Port-Forward#

You can port-forward from a running task in the workflow through the CLI or the browser.

CLI#

Forward ports from a running task of your workflow to your local host or browser using port-forward command. For detailed CLI options, see osmo workflow port-forward.

If your workflow is hosting a web application that listens on a single port, you can go to the URL provided after running port forwarding to view the application through your web browser. If your workflow is hosting a more complex service like Isaac Sim, you can need to use the a corresponding local client to access the service.

Example
$ osmo workflow port-forward wf-1 webserver --port 9000:9000
Starting port forwarding from wf-1/webserver to 9000. Please visit http://localhost:9000 if a web application is hosted by the task.

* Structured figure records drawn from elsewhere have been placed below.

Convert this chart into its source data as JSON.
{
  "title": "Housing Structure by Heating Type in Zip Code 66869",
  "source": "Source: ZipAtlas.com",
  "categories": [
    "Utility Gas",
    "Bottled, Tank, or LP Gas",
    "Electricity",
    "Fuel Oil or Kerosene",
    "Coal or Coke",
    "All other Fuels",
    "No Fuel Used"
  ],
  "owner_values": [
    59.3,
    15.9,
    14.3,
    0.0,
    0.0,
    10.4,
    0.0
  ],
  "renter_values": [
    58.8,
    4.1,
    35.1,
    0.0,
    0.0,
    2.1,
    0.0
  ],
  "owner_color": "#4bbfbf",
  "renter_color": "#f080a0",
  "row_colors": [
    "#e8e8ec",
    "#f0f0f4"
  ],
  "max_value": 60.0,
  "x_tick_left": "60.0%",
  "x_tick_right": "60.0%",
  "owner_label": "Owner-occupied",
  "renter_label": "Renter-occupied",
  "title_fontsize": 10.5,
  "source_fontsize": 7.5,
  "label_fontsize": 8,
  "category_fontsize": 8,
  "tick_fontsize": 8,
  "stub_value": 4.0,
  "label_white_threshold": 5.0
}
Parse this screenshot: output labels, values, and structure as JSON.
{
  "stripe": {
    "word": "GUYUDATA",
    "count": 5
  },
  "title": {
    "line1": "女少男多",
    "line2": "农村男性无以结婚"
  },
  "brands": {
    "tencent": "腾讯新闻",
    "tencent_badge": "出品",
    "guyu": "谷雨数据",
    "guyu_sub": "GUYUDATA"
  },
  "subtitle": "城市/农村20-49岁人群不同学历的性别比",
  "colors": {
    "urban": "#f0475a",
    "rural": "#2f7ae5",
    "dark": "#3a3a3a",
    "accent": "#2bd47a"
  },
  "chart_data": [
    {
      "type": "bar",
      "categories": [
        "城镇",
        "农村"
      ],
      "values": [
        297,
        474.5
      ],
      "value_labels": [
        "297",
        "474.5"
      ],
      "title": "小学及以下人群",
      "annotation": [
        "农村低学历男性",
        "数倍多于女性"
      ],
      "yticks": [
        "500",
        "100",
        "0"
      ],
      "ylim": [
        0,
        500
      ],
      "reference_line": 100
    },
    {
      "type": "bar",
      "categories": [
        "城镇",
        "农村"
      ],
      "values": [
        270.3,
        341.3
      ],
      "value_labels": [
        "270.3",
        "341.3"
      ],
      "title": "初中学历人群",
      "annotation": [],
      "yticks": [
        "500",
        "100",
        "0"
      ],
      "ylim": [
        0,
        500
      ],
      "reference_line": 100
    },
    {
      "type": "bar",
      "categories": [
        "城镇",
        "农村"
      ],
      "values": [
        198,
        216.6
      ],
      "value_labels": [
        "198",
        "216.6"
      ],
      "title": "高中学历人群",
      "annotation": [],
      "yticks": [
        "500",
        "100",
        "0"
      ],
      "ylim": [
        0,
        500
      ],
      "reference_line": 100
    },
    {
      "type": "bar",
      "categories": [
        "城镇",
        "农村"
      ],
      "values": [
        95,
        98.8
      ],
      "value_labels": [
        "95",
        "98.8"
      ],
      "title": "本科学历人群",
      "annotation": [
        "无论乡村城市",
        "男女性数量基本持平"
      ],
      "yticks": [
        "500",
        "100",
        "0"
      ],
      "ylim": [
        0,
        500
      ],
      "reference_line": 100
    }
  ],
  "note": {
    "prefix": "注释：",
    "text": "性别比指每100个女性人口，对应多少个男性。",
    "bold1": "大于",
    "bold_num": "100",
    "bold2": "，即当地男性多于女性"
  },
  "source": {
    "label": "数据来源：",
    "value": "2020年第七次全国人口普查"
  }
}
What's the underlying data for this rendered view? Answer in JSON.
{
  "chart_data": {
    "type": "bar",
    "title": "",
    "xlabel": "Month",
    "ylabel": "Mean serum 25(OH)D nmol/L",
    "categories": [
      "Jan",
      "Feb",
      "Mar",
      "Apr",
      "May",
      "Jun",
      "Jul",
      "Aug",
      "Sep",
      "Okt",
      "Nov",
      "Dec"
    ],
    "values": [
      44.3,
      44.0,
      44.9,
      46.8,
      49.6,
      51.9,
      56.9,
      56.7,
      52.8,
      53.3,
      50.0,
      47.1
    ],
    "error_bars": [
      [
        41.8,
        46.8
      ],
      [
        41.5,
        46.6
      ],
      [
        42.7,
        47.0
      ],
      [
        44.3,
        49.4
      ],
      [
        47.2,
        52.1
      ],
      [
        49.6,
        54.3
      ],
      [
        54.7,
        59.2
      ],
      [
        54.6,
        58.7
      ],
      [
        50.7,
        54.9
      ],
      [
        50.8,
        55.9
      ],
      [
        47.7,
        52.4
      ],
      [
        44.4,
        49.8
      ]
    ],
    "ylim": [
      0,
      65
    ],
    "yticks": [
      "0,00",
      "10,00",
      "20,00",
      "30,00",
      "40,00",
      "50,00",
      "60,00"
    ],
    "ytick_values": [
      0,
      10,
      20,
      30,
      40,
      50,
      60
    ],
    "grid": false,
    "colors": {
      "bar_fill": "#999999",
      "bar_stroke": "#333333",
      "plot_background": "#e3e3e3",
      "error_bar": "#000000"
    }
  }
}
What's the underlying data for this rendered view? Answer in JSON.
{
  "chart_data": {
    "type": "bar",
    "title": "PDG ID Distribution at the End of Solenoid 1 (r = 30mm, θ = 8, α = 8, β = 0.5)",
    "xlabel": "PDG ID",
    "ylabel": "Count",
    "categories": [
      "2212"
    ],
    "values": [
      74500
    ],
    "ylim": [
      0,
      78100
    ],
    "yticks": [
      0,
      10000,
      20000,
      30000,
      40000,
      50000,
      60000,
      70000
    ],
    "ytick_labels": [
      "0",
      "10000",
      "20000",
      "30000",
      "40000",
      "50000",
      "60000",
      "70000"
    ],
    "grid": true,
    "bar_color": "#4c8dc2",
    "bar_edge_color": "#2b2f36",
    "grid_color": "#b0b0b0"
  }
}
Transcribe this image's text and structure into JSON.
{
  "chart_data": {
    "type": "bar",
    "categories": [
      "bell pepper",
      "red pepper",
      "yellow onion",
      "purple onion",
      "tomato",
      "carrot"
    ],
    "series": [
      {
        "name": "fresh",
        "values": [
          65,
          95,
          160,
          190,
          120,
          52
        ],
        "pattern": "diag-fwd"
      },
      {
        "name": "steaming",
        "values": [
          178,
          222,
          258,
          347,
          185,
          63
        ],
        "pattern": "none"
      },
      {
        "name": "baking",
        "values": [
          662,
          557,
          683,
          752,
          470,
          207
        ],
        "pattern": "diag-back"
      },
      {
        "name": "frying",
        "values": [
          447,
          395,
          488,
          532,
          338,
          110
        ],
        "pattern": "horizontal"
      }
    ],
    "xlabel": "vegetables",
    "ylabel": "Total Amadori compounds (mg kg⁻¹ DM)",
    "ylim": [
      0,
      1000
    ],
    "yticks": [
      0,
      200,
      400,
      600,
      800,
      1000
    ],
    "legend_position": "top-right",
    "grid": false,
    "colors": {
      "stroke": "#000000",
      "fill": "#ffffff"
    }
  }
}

To stop the port forwarding, simply hit Ctrl+C in the port-forwarding terminal.

Browser#

Forwarding a port through the browser is useful when your task has a web service running that listens on a single port and serves http traffic, such as a Jupyter Notebook , a VSCode Server or a Ray dashboard .

You can forward a port from a running workflow task in the browser using the Port Forward option in the Task Details menu for that task. You may select the task, enter the port number and click on Start to forward the port. The port number should be the port of the web service running in the task.

Note

The browser port-forward feature may be disabled by administrators. In such case you will not see the option to forward ports for a running task.